First reported by Miescher in 1944, trichofolliculoma is characterized by dome-shaped, skin-colored nodular or papular lesions with a central pore through which an immature hair protrudes.^3,4 Trichofolliculoma can occur at any age but is mostly seen in adults.^3-5 Trichofolliculoma has mostly been reported in the face and scalp, although rare cases in the external auditory canal, intranasal area, genital area, lip, vulva, and upper extremities have also been reported.^2,4 To our knowledge, only 5 cases of trichofolliculoma in the external auditory canal or auricle have been reported to date in the English literature.

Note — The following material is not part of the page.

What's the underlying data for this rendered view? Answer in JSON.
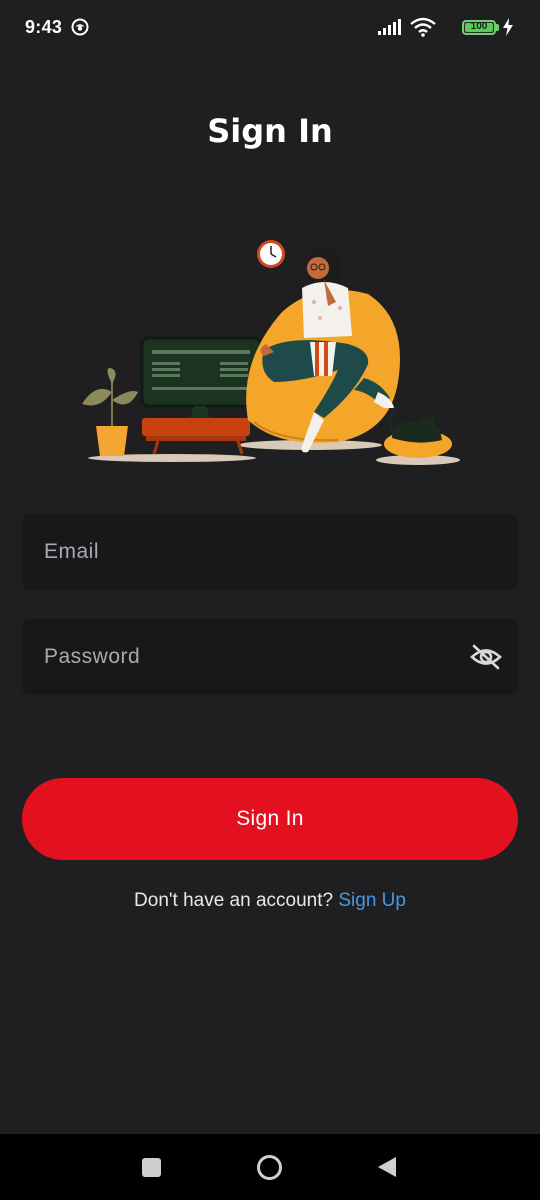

The etiology of trichofolliculoma is uncertain. However, previous trauma at the tumor site has been implicated, and trichofolliculoma is thought to arise due to abortive differentiation of pluripotent skin cells toward hair follicles.^4,5 Histopathologically, the cystic follicle is lined by stratified squamous epithelium and communicates with the overlying skin. Secondary small follicles are found around the central cystic follicle.^2,4,6

Trichofolliculoma is usually asymptomatic,^3,4 so treatment is usually not necessary.^4,5 However, trichofolliculoma may cause disfigurement and the treatment of choice is surgical excision. The prognosis is good and recurrence after excision has been reported only rarely.^4,5 Trichofolliculoma is considered a benign tumor, but one case of perineural invasion of the cheek was reported by Stern and Stout in 1979.^1,3-5 Although Stern and Stout mentioned that perineural invasion in itself does not indicate malignancy, they emphasized long-term follow-up in cases with perineural invasion. ¹

The differential diagnosis of trichofolliculoma includes hair follicle nevus, trichoepithelioma, accessory tragus, sebaceous cyst, epidermal cyst, molluscum contagiosum, dilated pore of Winer, pilar sheath acanthoma, and basal cell carcinoma.^3,4 Trichofolliculoma is intermediate in differentiation between hair follicle nevus and trichoepithelioma; the former is simple hyperplasia of the hair follicle, while the latter lacks a mature hair follicle.^1,2,4 If hair is not present in trichofolliculoma, it may be misdiagnosed as a sebaceous cyst, melanocytic nevus, molluscum contagiosum, or basal cell carcinoma. ⁴

Hair follicle nevus and accessory tragus are the most difficult conditions to differentiate from trichofolliculoma histologically. ⁴ They have similar characteristics to trichofolliculoma with varying amounts of hair follicles and connective tissue in the subcutaneous fat. Trichofolliculoma shows a central cyst and radiating hair follicles. Accessory tragus is composed not only of the pilar complex but also of cutaneous appendages. In most accessory tragi, there is a central cartilage. If the lesion is located in a preauricular area at birth, or contains a cartilaginous portion, it could be an accessory tragus. In contrast, if a lesion without radiating hair follicles and a central cyst is located in an atypical area for accessory tragus and lacks cartilage, it could be a hair follicle nevus.^4,6

Trichofolliculoma should be considered in cases with a central pitted nodular mass containing a hair and with velli around the central cyst. Histopathological diagnosis is mandatory after excision, and long-term follow-up may be necessary in cases with evidence of perineural invasion on microscopic examination.